Quando, ontem, telefonei ao D. Canalizador a requisitar os seus serviços, perguntei-lhe, previamente, como é da praxe, com é que lhe corria a vida.
Respondeu-me que mal, os clientes não lhe pagavam, e ele, que se queria cumpridor para com os seus fornecedores, não tinha meio de honrar os seus compromissos.
Há noite, no Telejornal, ouvi a notícia de que o Governo decidiu promover os pagamentos electrónicos, de modo a reduzir drasticamente a emissão de cheques e, tanto quanto possível, a utilização de notas e moedas. E que vai dar o exemplo.
A medida é ambiciosa, útil a vários títulos, e só pode merecer aplausos.
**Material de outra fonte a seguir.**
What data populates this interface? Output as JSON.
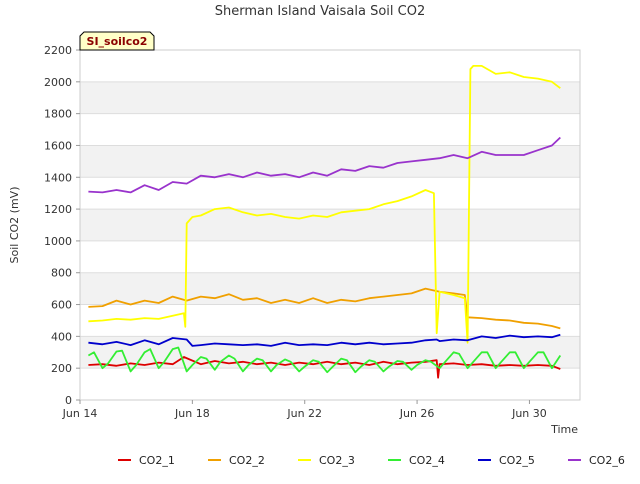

Contudo, ao ouvir a notícia, não pude deixar de recordar as preocupações do D. Canalizador. Para ele, transferência electrónica ou outra, servia-lhe às mil maravilhas. O problema dele é não ver nada, via electrónica ou outra, a cair-lhe do lado do crédito na conta.
Portugal é, dos países da EU 15, aquele onde são mais longos os prazos de pagamento, e o maior relapso é o Estado. O ciclo vicioso em que se enredam as transacções comerciais em Portugal é, em muitos casos, engendrado pelo comportamento das instituições do Estado. A perturbação deste caloteirismo endémico na vida económica do país não se circunscreve à área financeira das empresas atingidas, porque ocupa grande parte do tempo dos responsáveis, oblitera as suas capacidades e prejudica os negócios a todos os níveis.
Sem esquecer que, electrónica ou não, qualquer transferência em Portugal fica a “flutuar” por conta dos bancos e para seu benefício, em média, três dias úteis. A medida, agora anunciada, poderá aumentar a “eficiência” do nosso já “eficientíssimo” sector financeiro mas não bulirá, minimamente que seja, com a produtividade da economia das empresas não financeiras. Passa-se o mesmo com os comboios: a emissão electrónica de bilhetes não aumenta a velocidade deles.
Quando Mustafá decidiu comprar um frigorífico e transportá-lo para os confins do Atlas, onde a electricidade não tinha chegado, a mulher, que tinha comprado um faqueiro de alpaca, decidiu guardar o faqueiro no frigorífico.
Que pode fazer o D. Canalizador, com um terminal, para pagar aos seus fornecedores por transferência electrónica, com dinheiro que não tem?